Dizi, filmden daha etkili
Geçen cuma Kültür ve Turizm Bakanı Numan Kurtulmuş ile bir araya geldik. Haberi gazetede okuduğunuz için ayrıntıya girmeyeceğim. Sadece bir noktaya değinmek istiyorum. Kurtulmuş turizme katkıda bulunması için...
Geçen cuma Kültür ve Turizm Bakanı Numan Kurtulmuş ile bir araya geldik. Haberi gazetede okuduğunuz için ayrıntıya girmeyeceğim. Sadece bir noktaya değinmek istiyorum.
Kurtulmuş turizme katkıda bulunması için, uluslararası düzeyde ses getirecek bir filme destek olmayı düşündüklerini söyledi. Film projesine karşı değilim elbette. Yapılsın. Ancak sinema eskisi kadar etkili değil. Artık dost sohbetlerinde filmlerden çok diziler konuşuluyor.
O halde olayların Türkiye'de geçtiği bir suçpolisiye- aksiyon dizisi de düşünülmeli. Madem turizmde Çin pazarına hitap etmek istiyoruz; dizinin başrollerini Türk ve Çinli oyuncular paylaşabilir. Hatta diziyi, bu tarzın ustası bir Çinli yönetmen çekebilir. Bilhassa Hong Kong'ta böyle yönetmenler var.

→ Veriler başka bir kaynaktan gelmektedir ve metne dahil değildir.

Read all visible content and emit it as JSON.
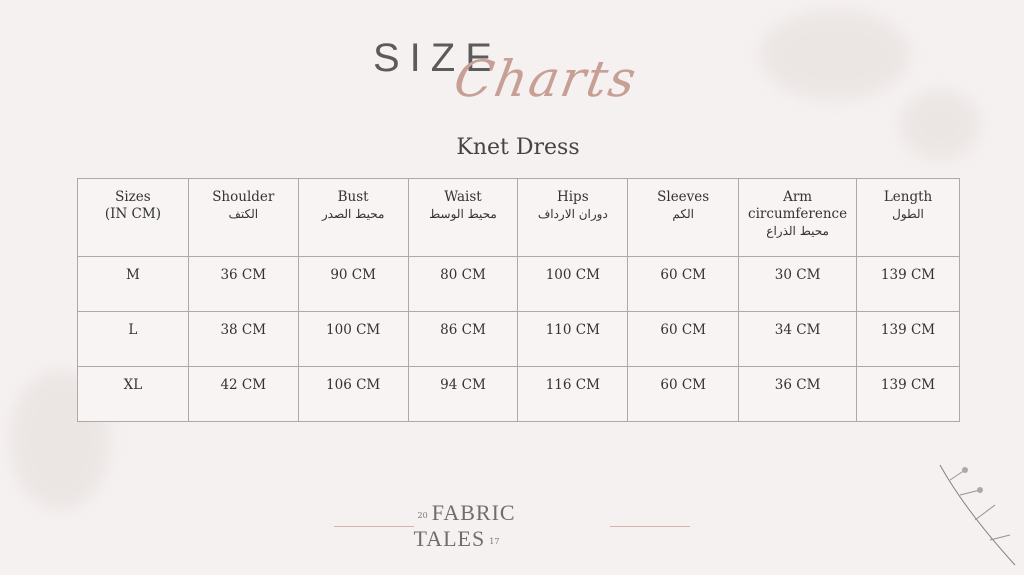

Hatırlayın: CSI-Miami dizisini izleyip de Miami'ye gitmek istemeyen yoktu. Çünkü dizi, arka planda hep Miami'nin çekici yerlerini gösteriyordu. Hınzır yönetmenler insana hayal kurdurmayı nasıl da başarıyor!
***
Mantık Türk'e işlemez
Bir ecnebi "Siz Türkler nasıl insanlarsınız?" diye bana sorsa... Ona şu olayı anlatırım: İstanbul Belediye Meclisi geçenlerde çok değerli fotoğraf sanatçımız Ara Güler'in adını bir sokağa vermek istedi. Ama önce "Uygun mudur" diye Harita Müdürlüğü'ne sordu. Müdürlük resmi yazıyla dedi ki: "Uygun değildir. Çünkü... Şehrin kültürel değerlerinin ve mevcut adres sisteminin bozulmasına neden olursunuz... Adres kargaşası sadece maddi ve manevi kayıplara yol açmaz, emniyet açısından da sakıncalıdır... Dolayısıyla, mükerrer isimler haricinde, herhangi bir yerin ismini değiştirmeyin. Adı olmayan sokak, cadde, meydan ve parklara ise istediğiniz ismi verebilirsiniz."
Bu son derece ikna edici bu açıklama karşısında Meclis ne mi yaptı? Beyoğlu'ndaki Tosbağa sokağa, Ara Güler adını verdi.
Demem o ki Türk'e akıl, mantık, bilim, uzmanlık, sağduyu işlemez. Çanakkale ve Kurtuluş Savaşı'nı kazanan da bu kafadır; ilk üç sanayi devrimini kaçıran da...
***
En zevkli zayıflama
Hikayeye bayıldım: Kaliforniyalı bekar satış müdürü Eric O'Grey aşırı kiloludur. 51 yaşında vücudu iflasa gitmektedir. Asıl sorunun, asosyal hayat tarzı olduğunu fark eden doktoru, ona sıra dışı bir reçete yazar: "Bir köpek alacak, birlikte yürüyüşe çıkacaksın."
O'Grey hayvan barınağına gidip sorar: "Orta yaşlı ve şişman bir köpeğiniz var mı?" Şanslıdır. Yedi yaşındaki Avustralya çoban köpeği tam aradığı gibidir.
Sonuç: O'Grey köpeği Peety sayesinde evden çıkar. Yeni dostlar edinir: "Bir köpeğiniz varsa, herkes sizinle konuşuyor." 155 kilodan 85 kiloya düşer. Gençlik aşkıyla evlenir. Bu arada dobiçko Peety de tam 11 kilo vererek forma girmiştir.
O'Grey Peety ile Yürüyüşler başlıklı bir kitap yazarak bu mucizevi dönüşümü anlatır. Kitap aynı zamanda iki yıl önce ölen Peety'nin mezar taşı gibidir.